Ciò che dunque distingue la vita dalla non-vita, la vita dalla casualità del Chaos, è nient'altro che l'Ordine. L'Ordine è il nocciolo del nostro essere, il software, il programma che sotto forma di DNA si è mantenuto fino a noi attraverso l'evoluzione riproducendosi da individuo a individuo. Infatti, poiché l'intero organismo è costituito da molecole unite secondo le stesse leggi chimiche esistenti alle origini, nessun organismo può sottrarsi al bisogno insopprimibile di un ordine che segua quelle leggi, e perciò è costretto dalla propria fisiologia a riprodurlo continuamente e con ogni mezzo intorno a sé. Nel caso dell'Uomo, infatti, tutto ciò ch'egli dice o fa obbedisce alle leggi dell'ordine; anzi, nel momento ch'egli dice o fa, in realtà egli sta sempre ordinando in qualche modo la materia, dato che non può fare altro che ripetere nel suo ambito più grande ciò che hanno fatto le prime molecole del Pianeta nel loro ambito più piccolo.
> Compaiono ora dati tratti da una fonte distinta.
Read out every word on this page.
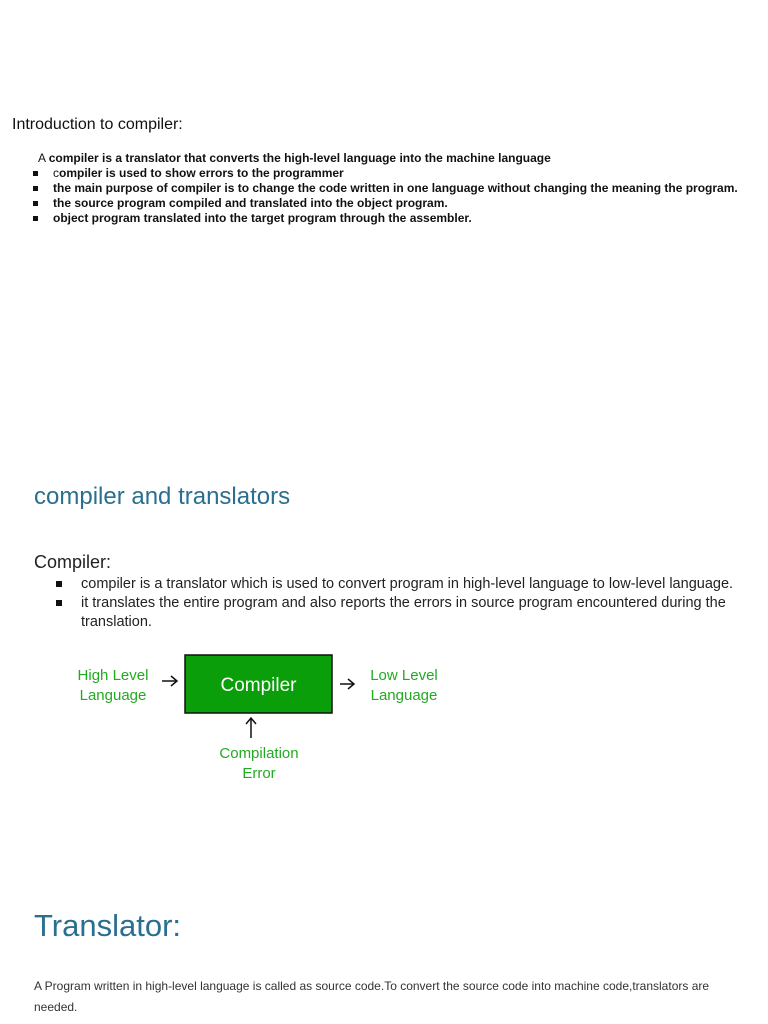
Introduction to compiler:
A compiler is a translator that converts the high-level language into the machine language
compiler is used to show errors to the programmer
the main purpose of compiler is to change the code written in one language without changing the meaning the program.
the source program compiled and translated into the object program.
object program translated into the target program through the assembler.
compiler and translators
Compiler:
compiler is a translator which is used to convert program in high-level language to low-level language.
it translates the entire program and also reports the errors in source program encountered during the translation.
High Level
Language	Compiler	Low Level
Language
Compilation
Error
Translator:
A Program written in high-level language is called as source code.To convert the source code into machine code,translators are needed.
Nell'uomo l'ordine e l'armonia sono diventati addirittura oggetto di ricerca consapevole e spesso spasmodica; ma una simile ricerca è osservabile anche negli animali: ogni atto della loro vita è infatti, seppure inconsapevolmente, improntato ad un ordine ferreo che spesso sfugge all'osservazione dei profani, ma non a quella degli etologi. Tuttavia anche un buon amico degli animali è capace di riconoscere l'ordine che sottende ogni loro atto quotidiano e ogni loro relazione intra- ed inter-specifica. Basta ad esempio pensare all'inquietudine, o addirittura al terrore, che coglie il gatto di casa quando viene portato in un luogo sconosciuto in cui non ritrova più l'ordine a lui familiare, quello che in casa propria aveva a poco a poco interiorizzato fin dall'infanzia formandosi una stabile e sicura immagine del mondo attraverso una serie di caute esplorazioni ed esperienze, cioè di atti conoscitivi. Per loro un ambiente sconosciuto è come il Chaos, una materia informe e potenzialmente pericolosa che impone loro di organizzarne al più presto la conoscenza conformemente all'ordine innato nel loro stesso organismo, un'operazione assolutamente necessaria perché finalizzata al mantenimento della vita.

Ogni atto conoscitivo è dunque un atto squisitamente creativo e consiste, kantianamente, nell'organizzare la materia del mondo secondo l'ordine esistente nelle nostre stesse strutture molecolari. E' quest'innata idea di ordine, che ci induce a percepire come benessere (compiacimento, piacere estetico) ogni cosa che la ricordi e la ripeta, inducendoci ad applicarle l'attributo di bello. E' ancora quest'innata idea di ordine che, trasfigurando l'orrido e il mostruoso, ce li fa percepire come "esteticamente belli", al di là dell'emozione sgradevole che essi possano suscitare. E' dunque una nostra necessità biologica cercare ovunque nell'universo meravigliose manifestazioni coerenti di ordine, di armonia, di bellezza: precisi moti di stelle, geometrie di cristalli, armoniose proporzioni dei corpi; o esaltarci nella creazione di sempre nuove architetture del pensiero in una ricerca mai sazia che noi crediamo del Vero, ma in realtà è soltanto affermazione dell'ordine interiore che governa le nostre molecole e le nostre cellule, i nostri organi e le nostre funzioni, e che ci assicura la vita. Per estensione, sono una necessità vitale dei poeti anche gli accostamenti, le metafore, le immagini in cui essi cercano di racchiudere il mondo e che sembrano essere fine a se stesse, ma il cui vero motore è in realtà l'anelito della sostanza vivente a rappresentare il mondo che ci circonda esprimendo e propagando all'esterno l'ordine molecolare che ha in sé. In un campo prettamente biologico, è anche l'anelito che spinge ogni essere vivente a propagare il proprio io e la propria specie con la riproduzione sessuale: ecco un altro istinto rassicurante e consolatorio capace di cancellare il timore dell'annullamento ed esorcizzare il nostro ritorno nel Chaos. Finché c'è ordine (e bellezza, diciamo noi) c'è speranza.